Mr. Kyle Kelhofer (Photo: IFC)
Mr. Kyle Kelhofer, the International Finance Corporation (IFC)'s Country Manager for Vietnam, Cambodia and Laos, shares his thoughts with VET on the country's private sector and the support the IFC is providing.
by Linh San
- PM: Government will facilitate private sector
Based on the IFC’s investments in Vietnam, how would you view the performance of the country’s private sector over recent years?
Vietnam’s private sector is growing fast and the speed of the growth is consistent with the sharing of the prosperity and everybody living better.
Vietnam has had a successful run since it introduced the “doi moi” reforms in 1986, which officially welcomed the private sector. I think what is unique is that when I came here 18 years ago the conversation was always about foreign companies and State-owned enterprises (SOEs), and then there would be talk about Vietnam’s small and medium-sized enterprises (SMEs). SMEs have now grown up. The conversation is now about foreign companies and local corporates and only perhaps SOEs. Local corporates have carved out a role for themselves having grown from SMEs 20 years ago.
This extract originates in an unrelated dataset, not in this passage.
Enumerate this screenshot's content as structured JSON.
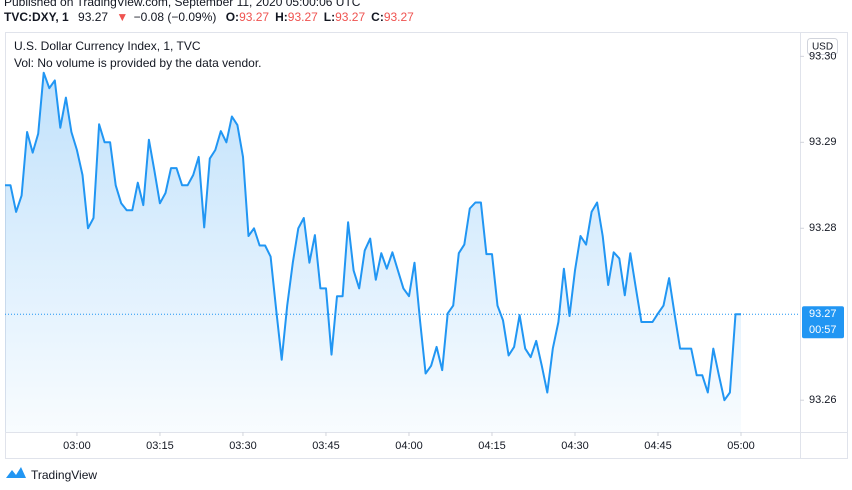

What obstacles are there in developing the private sector?
Access to land, finance and business opportunities count among the challenges. The answer to whether it is now easier for the private sector to grow compared to 32 years ago is both “yes” and “no”. On one hand, it is easier because there is now greater awareness about the private sector in Vietnam and there are more opportunities to grow because everybody is now more comfortable and know what to expect, and more people around the world know more about Vietnam. On the other hand, because everybody is doing it, there is much more competition than previously.
How will the IFC assist the country’s private sector?
Last year was a record year for FDI and exports and the exchange rate was stable and interest rates came down. The economy as a whole is doing well and its economic sectors, I would say, are now less risky. In terms of challenges, there is a lot of growth out there that needs to be supported. The IFC mobilized nearly half of a billion dollars of financing to the banking sector over the last fiscal year to help support this growth.
We will continue advising the private sector, including SMEs with strong growth potential. This includes targeting specific aspects such as gender finance - promoting access to finance for female entrepreneurs, which we believe is a priority market around the world and has been well received in Vietnam, as well as financing for SMEs and green finance.
What sectors do you think hold potential for IFC’s investment in the years to come?
The financial sector is the top priority for IFC’s investment in Vietnam this year. We are keen to do more and you can expect some new investments in the financial sector. We would like to invest $800 to $900 million this fiscal year, which could be a record.
Usually when we invest in a sector we are positive about its outlook. More importantly, we are simply investing more in Vietnam in general, whether it is infrastructure, banking, agriculture, manufacturing, health, or education. We are investing more and we look forward to investing more. We believe in Vietnam’s future.